After Week 12, reset each anchor lift to 85–90% of your Phase II peak working weight and begin Phase I again. Your new baseline will be higher. The cycle drives long-term progression across multiple runs — not just within one.

Double Progression

Double progression means you progress in two dimensions: reps first, then weight. You earn the right to add weight by completing all prescribed reps. You don't guess — you earn.

  1. Start at a Submaximal Weight

    Your first session working weight should be one you can complete all 5×8 reps with 1–2 reps still in reserve on the final set. If it feels light, good. The load will increase.

  2. Complete All Reps Before Adding Weight

    All 5 sets must reach 8 reps before you increase the load. If you complete 8, 8, 8, 8, 7 — you stay at that weight next session. No rounding up. No exceptions.

  3. Increment by Fixed Jumps

    Upper body lifts (bench, OHP): add 5 lb per increment. Lower body lifts (squat, deadlift): add 10 lb per increment. Microplates are acceptable for stalls on upper body late in a cycle.

  4. Stalls Are Information, Not Failure

    If you miss the same reps for two sessions in a row, drop the weight 10% and rebuild. A stall means recovery, technique, or load management needs attention — not that you've hit a ceiling.

  5. Log Every Session

    You cannot manage what you don't measure. Write down sets, reps, and weight for every anchor lift, every session. This is how you see the progress that feels invisible week to week.
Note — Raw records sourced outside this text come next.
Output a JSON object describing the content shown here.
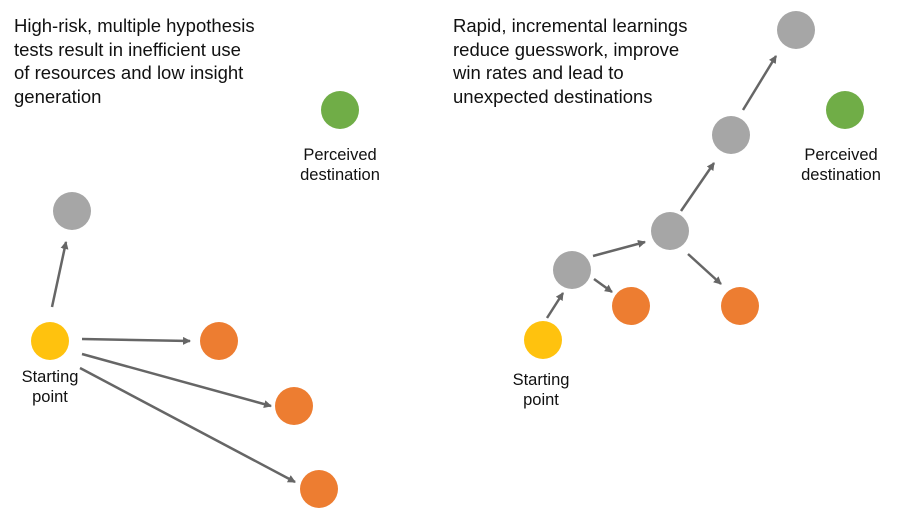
{
  "left_panel": {
    "caption": "High-risk, multiple hypothesis\ntests result in inefficient use\nof resources and low insight\ngeneration",
    "start_label": "Starting\npoint",
    "destination_label": "Perceived\ndestination"
  },
  "right_panel": {
    "caption": "Rapid, incremental learnings\nreduce guesswork, improve\nwin rates and lead to\nunexpected destinations",
    "start_label": "Starting\npoint",
    "destination_label": "Perceived\ndestination"
  },
  "colors": {
    "start": "#FFC20E",
    "experiment": "#A6A6A6",
    "failed": "#ED7D31",
    "destination": "#70AD47",
    "arrow": "#666666"
  }
}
Worked Example — Bench Press (Phase II)
Session 1 185 lb — 8, 8, 8, 7, 7 Hold weight
Session 2 185 lb — 8, 8, 8, 8, 7 Hold weight
Session 3 185 lb — 8, 8, 8, 8, 8 ✓ +5 lb
Session 4 190 lb — 8, 8, 8, 7, 6 Hold weight
Session 5 190 lb — 8, 8, 8, 8, 7 Hold weight
Session 6 190 lb — 8, 8, 8, 8, 8 ✓ +5 lb
Session 7 195 lb — 8, 8, 8, 8, 8 ✓ +5 lb
Session 8 200 lb — 8, 8, 8, 7, 6 Hold weight

Over 8 sessions in Phase II, this lifter moved from 185 lb to 200 lb on the bench — a 15 lb increase — without grinding or missing sets permanently. Slow feels fast when you look back.

Weekly Volume by Muscle Group

Every muscle group that matters gets trained twice per week or more. Volume is deliberately structured — not random accumulation.

Muscle Group Sets / Week Volume Training Days
Chest 15
Tue • Sat
Back 15
Tue • Thu • Sat
Shoulders 25
Tue • Sat
Biceps 20
Sun • Thu
Triceps 30
Sun • Tue • Thu • Sat
Quads 5
Sun
Hamstrings & Glutes 10
Sun • Thu
Traps 5
Thu
Calves 10
Tue • Sat
Core 20
Sun • Sat

Note: Anchor lifts contribute to multiple muscle groups — Squat sets are counted toward Quads and Hamstrings/Glutes; Deadlift sets toward Back and Hamstrings/Glutes. Triceps volume is high by design: heavy pressing is triceps-dependent, and direct work accelerates arm development.